Um projeto de ciência de dados é uma série de etapas inter-relacionadas. Cada etapa desempenha um papel importante na obtenção de insights significativos dos dados. Vamos entender melhor cada uma dessas fases.
2.6.1 Definição do Problema
A fase inicial de qualquer projeto de ciência de dados é a definição do problema. É aqui que identificamos a questão ou desafio que queremos resolver. Esta fase define o rumo do projeto, garantindo que as soluções geradas sejam relevantes e impactantes.
Uma clara definição do problema serve como guia para as fases subsequentes do projeto, incluindo a coleta e análise de dados. Garantir que o problema esteja bem definido desde o início é vital para o sucesso de qualquer projeto de ciência de dados.
2.6.2 Coleta de Dados
Depois de definir claramente o problema, o próximo passo é a coleta de dados.
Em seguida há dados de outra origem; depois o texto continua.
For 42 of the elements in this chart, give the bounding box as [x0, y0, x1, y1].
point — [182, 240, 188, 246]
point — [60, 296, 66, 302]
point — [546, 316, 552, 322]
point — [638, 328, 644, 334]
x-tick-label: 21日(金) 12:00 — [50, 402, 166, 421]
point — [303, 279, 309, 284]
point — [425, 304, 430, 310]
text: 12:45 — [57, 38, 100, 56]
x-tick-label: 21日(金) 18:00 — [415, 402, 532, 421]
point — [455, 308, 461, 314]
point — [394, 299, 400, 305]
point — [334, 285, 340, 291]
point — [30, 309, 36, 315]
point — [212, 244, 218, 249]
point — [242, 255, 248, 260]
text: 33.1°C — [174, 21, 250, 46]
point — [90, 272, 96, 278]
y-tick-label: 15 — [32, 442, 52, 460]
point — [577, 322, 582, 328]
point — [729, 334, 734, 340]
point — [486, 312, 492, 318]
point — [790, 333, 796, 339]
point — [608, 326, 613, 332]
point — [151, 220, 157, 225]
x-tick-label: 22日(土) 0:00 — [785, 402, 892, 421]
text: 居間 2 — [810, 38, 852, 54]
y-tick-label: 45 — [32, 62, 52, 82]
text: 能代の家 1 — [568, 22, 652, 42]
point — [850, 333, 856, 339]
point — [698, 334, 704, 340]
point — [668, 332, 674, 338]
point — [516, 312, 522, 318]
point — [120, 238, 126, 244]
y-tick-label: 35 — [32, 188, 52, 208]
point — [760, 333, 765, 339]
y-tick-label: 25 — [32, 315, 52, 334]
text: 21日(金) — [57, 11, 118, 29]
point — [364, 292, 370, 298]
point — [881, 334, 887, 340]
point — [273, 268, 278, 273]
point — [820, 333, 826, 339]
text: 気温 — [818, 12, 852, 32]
Os dados podem ser obtidos de diversas fontes, como bancos de dados internos, APIs da web ou fontes de terceiros. A escolha das fontes de dados depende da natureza do problema que estamos tentando resolver.
Os dados coletados formam a base do projeto. Portanto, é essencial garantir que os dados sejam relevantes para o problema e de alta qualidade. Dados de baixa qualidade ou irrelevantes podem levar a insights imprecisos e soluções ineficazes.
2.6.3 Preparação de Dados
Uma vez que os dados foram coletados, eles precisam ser preparados para análise. A preparação de dados inclui a limpeza dos dados, como tratar valores ausentes e remover outliers. Mas também abrange a transformação de dados e a criação de novas variáveis, que são partes fundamentais da preparação dos dados.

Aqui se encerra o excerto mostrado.